Alfie Dix, 17, reviews board games that he plays with the family and subsequently with groups of friends. Here’s his review of Panic Lab.
Winning is a major part of gaming. Unless the game only relies on luck, you can only win when you’ve played better than everyone else and winning is the reward for this excellent play. For me, winning is the exciting climax of the game: when the scores are counted, and you come out victorious. However, what happens if you were doomed from the start? If one player has much less of a chance of winning than another.
In a 4-player game, if the chances of each player winning isn’t exactly 25% then there’s an inherent problem. Due to this, I tend to refrain from recommending games that rely on dexterity, speed, or prior knowledge as there an immediate disparity between players. One great example of this is children and trivia games. How could any child hope to win a trivia game against someone with decades of experience and knowledge. The only way for a child to win will be through rigged victories. Hollow victories = unsatisfied players.
Speaking of one-sided speed games… let’s talk about Panic Lab. You may already be able to tell this isn’t going to be a game for everyone. Panic Lab is a speed game where you have to efficiently locate an amoeba situated around the circle. However these amoeba go through drastic changes of skin colour, skin pattern and even body shape, all of which must be accounted for on your hunt for the correct monster.
Lay all the tiles at random in a circle. On each turn simply roll the 4 custom dice. These will tell you, which point of the circle to begin your search and the three qualities of the amoeba you are searching for. In her head, each person then searches the circle. Locating the starting point and moving around the circle in the direction indicated on the tile. While passing through tiles different things happen. Air vents force you to miss large sections of the track and take you immediately to the next air vent and machines change the qualities of the amoeba you seek. The aim is to be the first person to touch the correct amoeba. The player who does this receives a token and the first player to get five tokens wins the game.
This is an inexpensive game in a compact metal box, which makes it a good game for travelling. Furthermore, as many people can play as can fit comfortably around the board, making it a solid party option.

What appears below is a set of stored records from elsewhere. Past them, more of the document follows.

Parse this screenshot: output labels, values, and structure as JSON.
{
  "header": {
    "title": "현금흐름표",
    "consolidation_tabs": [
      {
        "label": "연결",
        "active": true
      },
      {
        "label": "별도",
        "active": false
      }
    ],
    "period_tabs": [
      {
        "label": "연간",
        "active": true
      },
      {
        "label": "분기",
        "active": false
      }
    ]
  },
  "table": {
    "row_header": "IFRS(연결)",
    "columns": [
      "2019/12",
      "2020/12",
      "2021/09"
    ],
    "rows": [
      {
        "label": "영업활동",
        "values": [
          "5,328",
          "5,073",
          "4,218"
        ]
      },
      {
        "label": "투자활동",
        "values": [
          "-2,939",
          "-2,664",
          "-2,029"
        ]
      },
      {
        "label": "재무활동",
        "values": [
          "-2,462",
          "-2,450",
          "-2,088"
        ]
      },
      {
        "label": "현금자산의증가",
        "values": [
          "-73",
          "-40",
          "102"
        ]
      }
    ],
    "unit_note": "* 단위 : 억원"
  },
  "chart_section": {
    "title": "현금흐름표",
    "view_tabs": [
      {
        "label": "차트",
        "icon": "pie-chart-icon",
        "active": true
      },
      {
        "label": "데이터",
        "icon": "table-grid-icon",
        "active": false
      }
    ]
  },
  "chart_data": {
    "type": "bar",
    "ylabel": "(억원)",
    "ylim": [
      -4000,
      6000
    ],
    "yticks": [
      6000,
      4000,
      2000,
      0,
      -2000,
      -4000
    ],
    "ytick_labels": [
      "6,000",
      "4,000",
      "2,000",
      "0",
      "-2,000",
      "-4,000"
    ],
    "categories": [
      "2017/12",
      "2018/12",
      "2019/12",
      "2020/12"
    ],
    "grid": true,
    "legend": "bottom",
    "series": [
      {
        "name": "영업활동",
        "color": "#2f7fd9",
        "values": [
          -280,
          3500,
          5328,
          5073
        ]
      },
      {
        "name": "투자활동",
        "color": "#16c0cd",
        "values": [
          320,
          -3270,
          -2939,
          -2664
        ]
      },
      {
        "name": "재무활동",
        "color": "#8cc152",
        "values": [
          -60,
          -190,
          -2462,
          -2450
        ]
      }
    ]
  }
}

However, the game almost has a sense of being incomplete. It is very one-dimensional. Only speed can win you the game. There are no expansions except one that was given out at a tournament in 2017 and with little variation to keep players engaged, I suspect the future of this game is bleak. While I’m sure there are house rules that could change the state of this game, at its core, it is all about speed. It could be argued that strategies like mirroring opponents and pre-emptively guessing the correct tile could work, but these aren’t enough to make the game more interesting.
I cannot recommend the game unless you are a group of equally speedy players looking for a simple speed game, quite the narrow category. If any one person was to be slower than the rest of the players, that player is likely to only score if everyone else messes up, which is unlikely. This imbalance creates a strained atmosphere. This is what happens in our house – it’s impossible for mum to even win a point. No competition reduces the fun.
Perhaps the inclusion of a memory element, or time penalties for those with more tokens could improve this game but as it is, I don’t recommend Panic Lab for your family collection.